As Mauro said, it's a very active phase, we are helping the body to take away the debris from the inflammation, which hopefully will cut off the more chronic phase in the inflammation and in the disease, and hopefully also result in remission of the patients. We heard Dr. Kivitz say that remission or partly remission is really the goal. We believe that the profile of 1189 is the right one for that. We also believe that for many years to come, the treatment in Rheumatoid arthritis and other immuno-related diseases or inflammation-related diseases will be combination therapy. With our, so far, very, very good safety profile and very promising efficacy, this treatment could come in in different ways. We heard Jim talk about the how to position a drug. Of course, it's quite early stage.
If we can continue to show what we have shown so far, this is a very, very attractive profile of a drug treating inflammatory diseases. Obviously, we heard about the other opportunities that 1189 do have in other diseases and how important the inflammation is in so many different diseases. We talked a little bit about, for example, Lupus, and we talked about spondylitis and so on, which could definitely enlarge the pipeline of 1189 as such. With the acquisition of TxP Pharma, we got a totally new group of compounds that I believe will be quite determined also for our future, all focusing on the same element that is inflammation resolution. We can add in different other indications and disease areas.

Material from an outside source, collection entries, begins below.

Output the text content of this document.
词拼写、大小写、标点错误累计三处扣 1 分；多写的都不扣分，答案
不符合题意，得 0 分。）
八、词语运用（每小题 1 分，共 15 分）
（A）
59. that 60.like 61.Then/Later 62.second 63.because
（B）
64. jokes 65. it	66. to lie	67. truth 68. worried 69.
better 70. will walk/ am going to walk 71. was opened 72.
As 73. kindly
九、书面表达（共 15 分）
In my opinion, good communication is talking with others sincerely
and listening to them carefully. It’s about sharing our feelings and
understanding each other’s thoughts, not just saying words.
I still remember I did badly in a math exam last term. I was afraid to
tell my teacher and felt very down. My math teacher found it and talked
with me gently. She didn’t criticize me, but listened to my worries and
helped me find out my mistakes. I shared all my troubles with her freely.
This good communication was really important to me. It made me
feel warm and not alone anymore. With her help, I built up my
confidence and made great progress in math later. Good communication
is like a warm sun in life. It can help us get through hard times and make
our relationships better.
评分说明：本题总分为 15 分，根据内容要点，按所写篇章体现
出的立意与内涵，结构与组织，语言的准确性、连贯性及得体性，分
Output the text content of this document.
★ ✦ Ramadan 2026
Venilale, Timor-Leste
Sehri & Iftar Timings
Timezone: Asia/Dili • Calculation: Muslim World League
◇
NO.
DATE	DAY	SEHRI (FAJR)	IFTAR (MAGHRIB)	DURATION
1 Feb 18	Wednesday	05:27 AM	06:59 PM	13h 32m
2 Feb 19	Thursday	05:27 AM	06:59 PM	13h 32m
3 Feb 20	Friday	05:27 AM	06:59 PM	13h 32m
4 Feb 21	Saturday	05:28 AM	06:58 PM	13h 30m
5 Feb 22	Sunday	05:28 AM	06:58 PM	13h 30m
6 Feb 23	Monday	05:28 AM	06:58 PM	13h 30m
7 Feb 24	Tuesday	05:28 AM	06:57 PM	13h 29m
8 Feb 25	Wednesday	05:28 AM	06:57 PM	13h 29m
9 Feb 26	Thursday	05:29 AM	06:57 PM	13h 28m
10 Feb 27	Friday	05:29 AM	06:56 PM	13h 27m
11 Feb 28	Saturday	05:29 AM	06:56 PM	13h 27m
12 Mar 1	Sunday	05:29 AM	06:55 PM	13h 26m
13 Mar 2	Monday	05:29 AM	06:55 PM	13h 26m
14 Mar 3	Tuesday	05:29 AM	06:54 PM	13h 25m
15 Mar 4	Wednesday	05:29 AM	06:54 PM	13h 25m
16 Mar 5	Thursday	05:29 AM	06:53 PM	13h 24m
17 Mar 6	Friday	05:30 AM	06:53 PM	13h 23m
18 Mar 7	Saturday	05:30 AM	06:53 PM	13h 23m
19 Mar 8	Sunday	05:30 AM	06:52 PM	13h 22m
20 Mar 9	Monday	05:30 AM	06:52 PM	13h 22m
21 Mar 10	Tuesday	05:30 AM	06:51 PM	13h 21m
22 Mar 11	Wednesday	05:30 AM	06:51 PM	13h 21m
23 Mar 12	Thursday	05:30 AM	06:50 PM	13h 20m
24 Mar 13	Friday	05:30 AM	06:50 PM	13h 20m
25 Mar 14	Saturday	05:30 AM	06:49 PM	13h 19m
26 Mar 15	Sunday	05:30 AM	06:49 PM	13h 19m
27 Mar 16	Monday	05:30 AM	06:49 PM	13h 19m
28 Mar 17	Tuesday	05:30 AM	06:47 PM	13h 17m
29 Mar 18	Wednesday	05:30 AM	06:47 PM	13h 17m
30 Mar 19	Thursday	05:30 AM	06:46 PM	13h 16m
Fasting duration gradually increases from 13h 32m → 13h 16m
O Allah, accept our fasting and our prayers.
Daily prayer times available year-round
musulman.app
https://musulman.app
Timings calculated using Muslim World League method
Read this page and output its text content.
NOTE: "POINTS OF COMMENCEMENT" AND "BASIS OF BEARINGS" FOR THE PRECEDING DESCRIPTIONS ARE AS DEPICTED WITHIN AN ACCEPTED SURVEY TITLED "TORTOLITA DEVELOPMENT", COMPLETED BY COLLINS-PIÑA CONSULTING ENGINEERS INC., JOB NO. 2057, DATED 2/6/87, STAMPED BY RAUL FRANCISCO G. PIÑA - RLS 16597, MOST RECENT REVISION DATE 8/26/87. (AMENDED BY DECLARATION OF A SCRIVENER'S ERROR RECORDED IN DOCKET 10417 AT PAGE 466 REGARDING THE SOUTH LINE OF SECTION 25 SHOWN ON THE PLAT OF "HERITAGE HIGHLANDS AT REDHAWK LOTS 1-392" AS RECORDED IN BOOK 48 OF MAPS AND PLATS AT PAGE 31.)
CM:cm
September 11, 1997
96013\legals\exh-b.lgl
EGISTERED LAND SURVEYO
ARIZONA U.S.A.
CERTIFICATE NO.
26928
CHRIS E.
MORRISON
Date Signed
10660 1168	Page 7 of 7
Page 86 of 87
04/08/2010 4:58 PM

The hospital segment, which is a even very attractive segment for a smaller company, We'll have the opportunity also to go towards other orphan indications. I think the important thing is that this will establish ourself as an even more attractive partner and player in the field of resolution of inflammation. I would like to thank you so much for coming. We're so grateful that you have been taking quite some time out of your schedule today. We also had, I think, around 250, 300 people listening in from the computer. I guess now it's time for the reception. Thank you so much for coming. Thank you.